“Libertades” que dañan y hasta pueden matar
Si la muerte y los padecimientos de tantos contagiados no pueden entenderse como un daño, no sé en qué otra ocasión puedan aplicarse
¿Cuál es la naturaleza y los límites del poder que la sociedad puede ejercer legítimamente sobre el individuo? Esta es la pregunta fundamental con la que John Stuart Mill comienza su libro Sobre la libertad, uno de los clásicos del liberalismo. Y su respuesta no se hace esperar: solo se legitima la intervención estatal sobre conductas o acciones que perjudiquen a los demás, o provoquen daños perdurables sobre el propio sujeto que las emprende. En todo lo demás, el sujeto es libre de hacer lo que quiera. Con razón ha pasado ya a la historia de la teoría política y la filosofía moral como el “principio del daño”.
No cuesta mucho aplicarlo a nuestro actual debate sobre el coronavirus y la vacunación obligatoria. Entre otras razones, porque esquiva el mayor obstáculo asociado a la propuesta de Mill, el saber qué hemos de entender por daño. Si la muerte y los padecimientos de tantos contagiados no pueden entenderse como un daño, no sé en qué otra ocasión puedan aplicarse. No es lo mismo, por su mayor gravedad, que el prohibir fumar en lugares cerrados, por ejemplo, pero sirve para justificar también la obligatoriedad del casco en las motos o el cinturón de seguridad. Parece de cajón.
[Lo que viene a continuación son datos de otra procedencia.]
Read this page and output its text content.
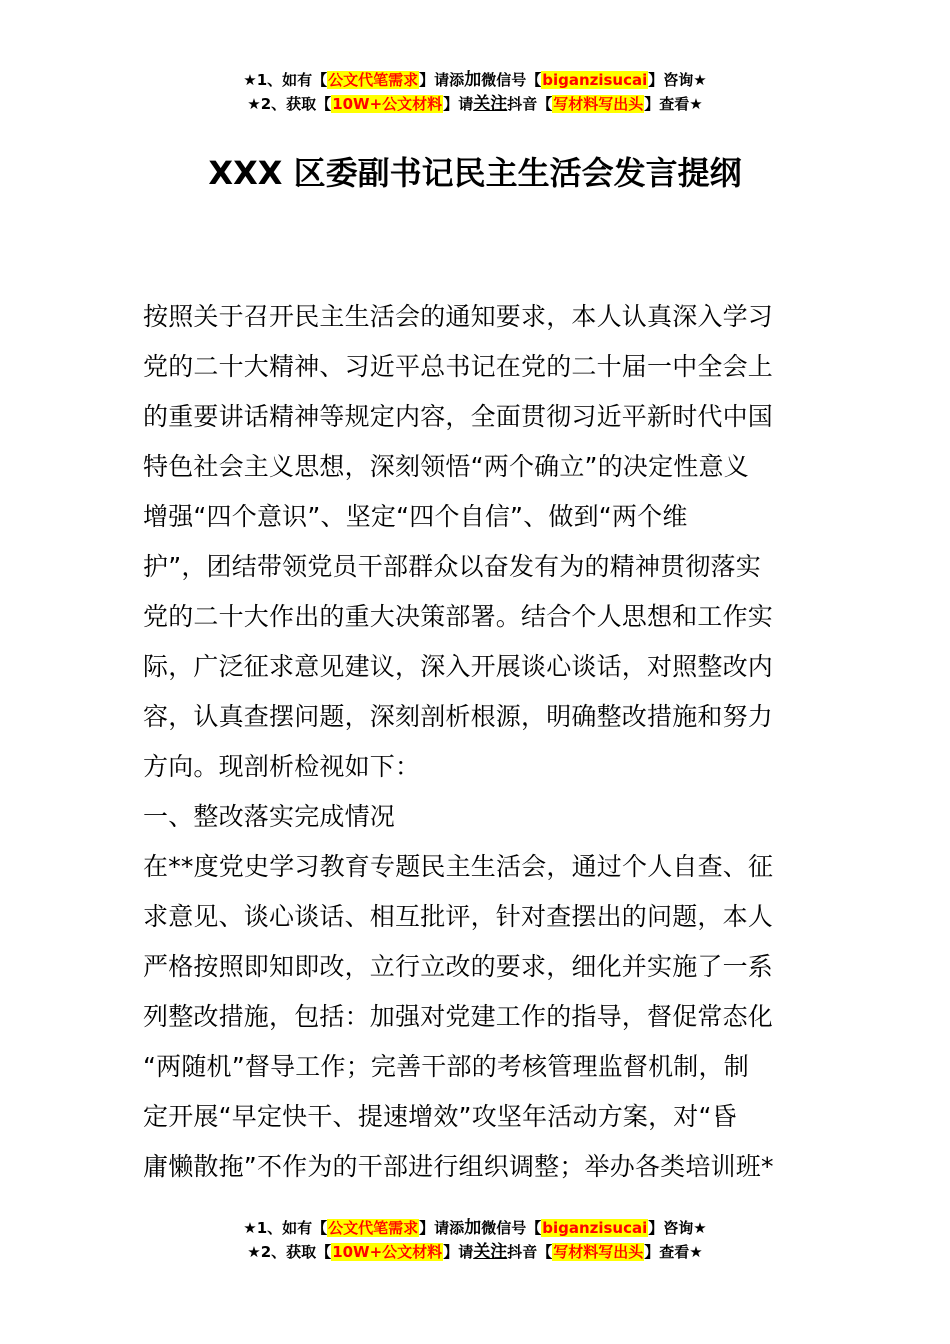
★1、如有【公文代笔需求】请添加微信号【biganzisucai】咨询★
★2、获取【10W+公文材料】请关注抖音【写材料写出头】查看★
XXX 区委副书记民主生活会发言提纲
按照关于召开民主生活会的通知要求，本人认真深入学习
党的二十大精神、习近平总书记在党的二十届一中全会上
的重要讲话精神等规定内容，全面贯彻习近平新时代中国
特色社会主义思想，深刻领悟“两个确立”的决定性意义
增强“四个意识”、坚定“四个自信”、做到“两个维
护”，团结带领党员干部群众以奋发有为的精神贯彻落实
党的二十大作出的重大决策部署。结合个人思想和工作实
际，广泛征求意见建议，深入开展谈心谈话，对照整改内
容，认真查摆问题，深刻剖析根源，明确整改措施和努力
方向。现剖析检视如下：
一、整改落实完成情况
在**度党史学习教育专题民主生活会，通过个人自查、征
求意见、谈心谈话、相互批评，针对查摆出的问题，本人
严格按照即知即改，立行立改的要求，细化并实施了一系
列整改措施，包括：加强对党建工作的指导，督促常态化
“两随机”督导工作；完善干部的考核管理监督机制，制
定开展“早定快干、提速增效”攻坚年活动方案，对“昏
庸懒散拖”不作为的干部进行组织调整；举办各类培训班*
★1、如有【公文代笔需求】请添加微信号【biganzisucai】咨询★
★2、获取【10W+公文材料】请关注抖音【写材料写出头】查看★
Y, sin embargo, muchos siguen erre que erre confrontando las limitaciones asociadas a la prevención de contagios con una limitación de la libertad.
El tema es complejo, porque se recurre a la libertad a falta de otro argumento que contenga un mínimo de racionalidad. También, porque es un concepto totémico asociado a nuestra identidad en tanto que, precisamente, sociedades libres; parasitan, pues, un valor cuya auténtica dimensión ignoran. Detrás laten, sin embargo, muchas otras motivaciones que oscilan entre lo cuasi-supersticioso/conspiratorio y la histeria distópica. Y, sobre todo, mucha intencionalidad política. No es de extrañar que sean los más extremos del arco político los que las promueven. O quienes, como Isabel Díaz Ayuso en su día, recurren a ella por ventajismo político. Pero la cuestión ahora no es si hay que cerrar o no la economía, la disyuntiva entre seguridad sanitaria y eficiencia económica. De lo que se trata es que, en efecto, los que no deseen vacunarse no provoquen un daño a los demás. En el mejor de los casos, ¡qué menos que dejarles en casa!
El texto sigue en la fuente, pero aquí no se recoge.